Бедняки смущенно вставали. Но мистер Крич, бледный, с черной бородкой, с осуждением появлялся за ее спиной и говорил:
– Да, мне не нравится, что вы приходите так поздно. Я могу принимать вас по утрам, но не позже. Итак, Гиттенс, что случилось? Как твоя хозяйка.
– Э, ей совсем худо, мастер Крич, она почти что померла, да…
Иногда миссис Крич считала своего мужа некоей таинственной кладбищенской птицей, что питается горем других людей. Ей казалось, что он не мог найти себе места, пока кто-нибудь не выливал на него какую-нибудь жуткую историю, которой он упивался с печальным, сочувственным удовлетворением. Жизнь для него теряла свой смысл, если в ней не было какого-нибудь мрачного горя подобно тому, как теряет смысл жизни гробовщик, если никто вокруг не умирает.
Миссис Крич замкнулась в себе, не в силах жить в его мире, где повелевал раболепствующий народ. Мрачное одиночество тугим жгутом обвилось вокруг ее серда, ее одиночество было страшным, но непреклонным, ее враждебность тихой, но не терявшей при этом своей силы, как у плененного ястреба. Шли годы, и нитей, связывающих ее с жизнью становилось все меньше и меньше, она словно погружалась в некий другой сверкающий мир и не осознавала, что происходила вокруг. Она бродила по дому и по прилегающей к нему местности, оглядывая все острым, но невидящим взглядом. Она редко говорила, с внешним миром ее ничего не связывало. Она даже перестала думать. Ее, подобно отрицательному полюсу магнита, занимало только яростное желание противостоять.
Она родила много детей, поскольку она никогда не возражала своему мужу ни словом, ни делом. Она просто не замечала его. Она подчинялась ему, позволяла ему делать с собой все, что ему хотелось, и как ему хотелось. Она походила на угрюмо подчиняющего ястреба. Взаимоотношения между ней и ее мужем были бессловесными и таинственными, но они были глубокими и страшными, через них женщина и мужчина пытались разружить внутреннюю сущность друг друга. И он, торжествующий повелитель этого мира, постепенно лишался своей жизненной силы, вся живость вытекла из него, как вытекает кровь во время сильного кровотечения. Она неуклюже ходила по своей клетке, точно плененный ястреб, но внутри нее по-прежнему пылал ее яростный огонь, даже несмотря на то, что разум был разрушен.
Он до последнего, пока силы не оставили его, приходил к ней и заключал ее в свои объятия. Ужасный белый, разрушительный свет, горящий в ее глазах, только восхищал и возбуждал его. Но сейчас жизненные соки полнотью вытекли из его жил, теперь, когда он стоял на пороге смерти, он боялся ее больше всего на свете. Но он всегда напоминал себе, как счастлив он был, и говорил, что с тех пор, как он узнал ее, он любил ее чистой и всепоглощающей любовью. Он думал о ней как о чистом, добродетельном существе; белое пламя, известное только ему одному, пламя ее страсти, он считал белоснежным цветком. Она вся была чудесным белоснежным цветком, пробуждавшим в нем бесконечное желание. Теперь он умирал, но все его идеи и понятия остались прежними. Они канут в небытие только когда дыхание покинет его тело. До того момента они останутся для него непреложными истинами. Только смерть сможет обнажить полноту всей лжи. А пока что она оставалась его снежным цветком. Он подчинил ее себе, и ее смирение казалось ему величайшей ее добродетелью, девственностью, которую он никогда не сможет отнять и которая завораживала его, подобно чарам.

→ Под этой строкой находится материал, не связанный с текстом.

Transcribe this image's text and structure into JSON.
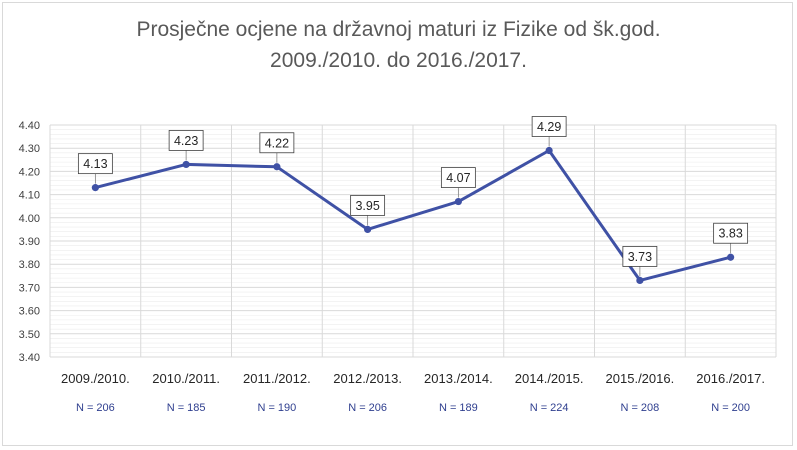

Внешний мир был ей больше не нужен, но в своем внутреннем мире она была такой же непреклонной и непоколебимой. Она просто сидела в своей комнате, словно мрачный, нахохлившийся ястреб, не двигаясь и не думая. Ее дети, за которых она так яростно боролась в молодости, теперь мало что значили для нее. Для нее больше ничего не существовало, она жила в самой себе. Только Джеральд, сияющий Джеральд, все еще вызывал в ней проблески чувств. Хотя в последнее время, с того момента, как он возглавил компанию, он, как и все остальные, растворился в пустоте. В то время как умирающий отец напротив нуждался в его сопереживании. Между отцом и сыном всегда существовало некое противостояние. Джеральд боялся и презирал своего отца, и в детстве и юности пытался как можно реже сталкиваться с ним. Отец же часто испытывал к старшему сыну самую настоящую неприязнь, но отказывался признаться себе в этом, боясь, что она завладеет всем его существом. Он старался обращать на Джеральда как можно меньше внимания, оставив его в покое.

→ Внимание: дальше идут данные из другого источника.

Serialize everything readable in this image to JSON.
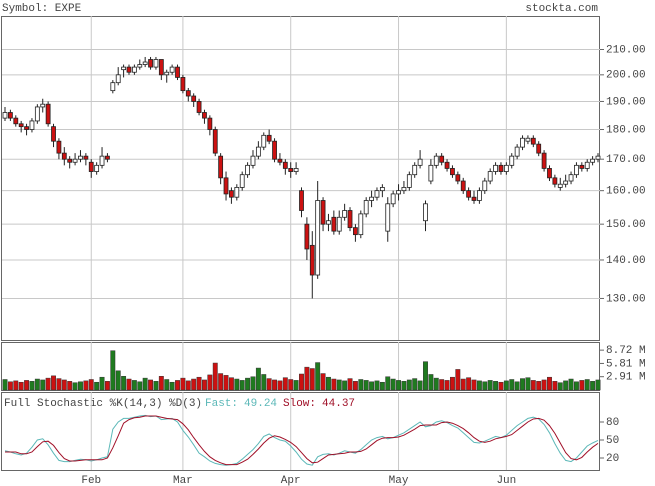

Однако с тех пор, как тот вернулся домой и принял на себя управление компанией, показав себя прекрасным руководителем, отец, устав от тревог и треволнений внешнего мира, передоверил все своему сыну, тем самым показав, что все имущество переходит к нему, и поставив себя в довольно трогательную зависимость от своего молодого противника. Это мгновенно всколыхнуло волну острой жалости и привязанности в сердце Джеральда, постоянно омраченном презрением и невысказанной враждебностью. Потому что Джеральд ненавидел идею Заботы о Ближнем; в то же время она была сильнее его – ведь она подчинила себе его внутреннюю жизнь, и он не мог ничего с этим поделать. Поэтому он не мог не смириться с той идеей, олицетворением которой был его отец, одновременно всем сердцем ненавидя ее. И спасения не было. Теперь, несмотря на глубокую и угрюмую неприязнь, он был во власти жалости, печали и нежности.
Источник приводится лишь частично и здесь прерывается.